Wednesday 30 December 2015

What’s flowering right now near where you live?

Goose-grass
http://www.floralimages.co.uk/page.
php?taxon=galium_aparine,1
Image courtesy of Floral Images
One of the best ways to improve your botanical ID skills is to keep a close eye on your local patch and note what you see in flower, even on a quick walk to the shops. And a good way to keep those ID skills sharp over winter is to keep right on looking and recording, because there is nearly always something in flower, especially after a warm autumn such as we’ve enjoyed this year. 

So it was great to hear recently from Monica Frisch in Cambridge who has long been keeping her eyes open during winter! Over to Monica, who has been out winter botanising in the run-up to the New Year Plant Hunt:

"Since I started keeping lists as part of the Wild Flower Society's Winter Months' Hunt for plants in flower during December, January and February, I've discovered just how many plants will continue flowering if the weather is mild, or if they get going early. It gives an objective to a winter walk, and one learns more about which plants flower when. 

White dead-nettle
http://www.floralimages.co.uk/page.
php?taxon=lamium_album,1
Image courtesy of Floral Images
"So some, such as goosegrass or stinging nettle can be found, and identified all year round, but only flower for a much shorter period.

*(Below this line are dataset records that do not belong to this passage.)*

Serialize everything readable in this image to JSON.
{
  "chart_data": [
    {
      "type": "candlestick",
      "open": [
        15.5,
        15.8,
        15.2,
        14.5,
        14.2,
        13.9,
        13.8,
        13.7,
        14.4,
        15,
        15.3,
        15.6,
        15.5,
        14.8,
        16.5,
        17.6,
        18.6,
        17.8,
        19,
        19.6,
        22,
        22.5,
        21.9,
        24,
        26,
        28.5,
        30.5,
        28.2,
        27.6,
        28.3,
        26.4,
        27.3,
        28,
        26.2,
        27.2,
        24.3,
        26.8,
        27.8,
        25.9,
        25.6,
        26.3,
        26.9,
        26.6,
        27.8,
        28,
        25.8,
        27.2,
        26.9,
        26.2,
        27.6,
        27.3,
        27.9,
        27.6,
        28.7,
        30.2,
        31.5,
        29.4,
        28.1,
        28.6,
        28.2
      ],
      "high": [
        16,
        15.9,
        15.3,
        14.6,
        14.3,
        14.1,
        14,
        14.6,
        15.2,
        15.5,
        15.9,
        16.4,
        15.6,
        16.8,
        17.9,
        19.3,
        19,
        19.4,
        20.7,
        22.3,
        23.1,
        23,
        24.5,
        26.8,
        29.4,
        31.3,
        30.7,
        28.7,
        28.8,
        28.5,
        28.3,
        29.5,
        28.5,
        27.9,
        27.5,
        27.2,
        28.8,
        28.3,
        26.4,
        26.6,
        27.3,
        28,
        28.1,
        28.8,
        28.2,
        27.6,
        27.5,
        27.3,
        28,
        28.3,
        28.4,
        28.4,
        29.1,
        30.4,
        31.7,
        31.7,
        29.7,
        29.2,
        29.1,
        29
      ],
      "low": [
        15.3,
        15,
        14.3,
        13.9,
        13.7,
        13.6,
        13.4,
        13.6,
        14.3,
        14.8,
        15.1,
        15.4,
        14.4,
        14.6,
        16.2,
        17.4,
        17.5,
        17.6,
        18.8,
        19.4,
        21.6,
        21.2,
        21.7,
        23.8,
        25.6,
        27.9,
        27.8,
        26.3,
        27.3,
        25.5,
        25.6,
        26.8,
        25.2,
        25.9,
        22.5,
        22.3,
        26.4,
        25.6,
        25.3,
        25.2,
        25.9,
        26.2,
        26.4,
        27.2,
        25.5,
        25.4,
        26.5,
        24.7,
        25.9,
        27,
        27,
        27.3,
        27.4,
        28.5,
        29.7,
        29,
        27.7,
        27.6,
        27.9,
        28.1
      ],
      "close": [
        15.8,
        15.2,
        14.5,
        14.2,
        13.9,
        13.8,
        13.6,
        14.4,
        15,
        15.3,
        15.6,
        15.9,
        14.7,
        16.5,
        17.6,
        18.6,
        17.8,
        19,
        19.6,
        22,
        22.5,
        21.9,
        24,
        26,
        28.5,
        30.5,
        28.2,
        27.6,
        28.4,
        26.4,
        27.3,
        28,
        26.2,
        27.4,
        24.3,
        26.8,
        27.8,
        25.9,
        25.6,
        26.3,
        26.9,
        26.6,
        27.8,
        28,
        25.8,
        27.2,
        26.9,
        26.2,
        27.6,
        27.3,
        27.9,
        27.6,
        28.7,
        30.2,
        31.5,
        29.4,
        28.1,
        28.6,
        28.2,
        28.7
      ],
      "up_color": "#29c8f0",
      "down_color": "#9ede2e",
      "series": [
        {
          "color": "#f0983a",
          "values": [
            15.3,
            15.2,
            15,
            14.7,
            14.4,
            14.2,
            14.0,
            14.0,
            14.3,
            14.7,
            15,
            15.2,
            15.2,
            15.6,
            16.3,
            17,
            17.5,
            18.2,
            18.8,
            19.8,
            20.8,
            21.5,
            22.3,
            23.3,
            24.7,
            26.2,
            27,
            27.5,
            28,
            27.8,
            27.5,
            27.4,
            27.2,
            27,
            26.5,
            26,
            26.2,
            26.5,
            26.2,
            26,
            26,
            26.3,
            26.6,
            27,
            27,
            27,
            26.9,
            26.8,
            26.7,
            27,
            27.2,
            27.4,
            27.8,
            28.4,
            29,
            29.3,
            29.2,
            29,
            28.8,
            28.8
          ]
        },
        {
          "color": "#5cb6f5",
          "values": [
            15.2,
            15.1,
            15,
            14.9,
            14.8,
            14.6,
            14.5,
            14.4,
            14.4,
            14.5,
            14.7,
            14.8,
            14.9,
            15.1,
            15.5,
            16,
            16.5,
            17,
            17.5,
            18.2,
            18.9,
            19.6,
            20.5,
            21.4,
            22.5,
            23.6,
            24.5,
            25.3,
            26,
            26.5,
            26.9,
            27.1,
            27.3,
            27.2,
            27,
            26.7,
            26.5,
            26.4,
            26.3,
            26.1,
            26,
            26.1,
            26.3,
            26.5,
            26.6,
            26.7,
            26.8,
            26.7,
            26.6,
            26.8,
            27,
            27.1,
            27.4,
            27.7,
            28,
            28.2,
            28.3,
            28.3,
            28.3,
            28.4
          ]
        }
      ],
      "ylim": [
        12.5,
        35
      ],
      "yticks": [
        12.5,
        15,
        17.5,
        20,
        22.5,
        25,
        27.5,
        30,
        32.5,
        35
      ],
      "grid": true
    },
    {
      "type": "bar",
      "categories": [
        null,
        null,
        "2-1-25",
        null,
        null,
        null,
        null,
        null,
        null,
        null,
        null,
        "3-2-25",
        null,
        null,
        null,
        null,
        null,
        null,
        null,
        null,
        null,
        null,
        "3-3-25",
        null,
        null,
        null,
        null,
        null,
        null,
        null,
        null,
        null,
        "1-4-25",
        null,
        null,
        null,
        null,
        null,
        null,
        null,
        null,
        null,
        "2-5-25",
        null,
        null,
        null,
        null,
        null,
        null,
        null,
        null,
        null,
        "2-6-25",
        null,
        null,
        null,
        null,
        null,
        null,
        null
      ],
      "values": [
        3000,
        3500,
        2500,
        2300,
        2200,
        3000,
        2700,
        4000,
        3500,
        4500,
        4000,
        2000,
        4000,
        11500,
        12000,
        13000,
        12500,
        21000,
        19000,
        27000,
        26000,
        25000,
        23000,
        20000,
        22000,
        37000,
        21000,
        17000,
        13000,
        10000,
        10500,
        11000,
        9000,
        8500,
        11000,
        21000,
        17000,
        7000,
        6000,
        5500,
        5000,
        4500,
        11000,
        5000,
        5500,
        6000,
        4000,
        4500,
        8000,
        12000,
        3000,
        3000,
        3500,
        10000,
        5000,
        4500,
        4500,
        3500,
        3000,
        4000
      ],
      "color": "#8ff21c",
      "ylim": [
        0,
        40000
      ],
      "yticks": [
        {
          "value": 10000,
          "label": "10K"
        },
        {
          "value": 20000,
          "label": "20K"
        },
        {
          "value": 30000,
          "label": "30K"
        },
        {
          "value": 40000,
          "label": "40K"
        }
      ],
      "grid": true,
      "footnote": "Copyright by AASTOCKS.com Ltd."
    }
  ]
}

Others, such as daisies, dandelions, shepherd's purse and white dead-nettle, seem to be in flower in every month of the year.

"On 19th December I went out looking for plants for the first time this month – it has been wet a lot of the time and the short days preclude evening botanising – and have come home after a couple of hours with a list of 25 species. My route was suburban southern Cambridge, about 2 ½ miles round trip from my house, and most of the plants were, as one might expect, weedy species, including all those mentioned above. And all were, I think, species which either flower all the year round or have a long flowering period. None was a spring thing appearing early, though I did see (but not count) winter aconites in flower in one garden!

Fox-and-cubs, Cherry Hinton High St.
Cambridge. 19/12/2015
Image: M. Frisch
"But there was one unexpected, though not rare, plant which always gives me pleasure when I find it: Fox-and-cubs, Pilosella aurantiaca. It is such a glorious colour and I don't come across it that often, though I have found it on previous occasions in suburban areas. This one was growing in a grassy area just off Cherry Hinton High Street.

"Last year's tally for December was 25 species, but not the same 25 species, so I feel I have got off to a good start. In total I recorded 54 species in flower in December 2014, January or February 2015, 12 of which I've found in flower every winter since I started in December 2009. This is less than in 2013-14 when I recorded 68 species – probably because I got out less last year as my mother needed more care following a fall. I shall make an effort to get out more this winter, or at least to look seriously for plants when I do get out, and shall see how this year's list compares".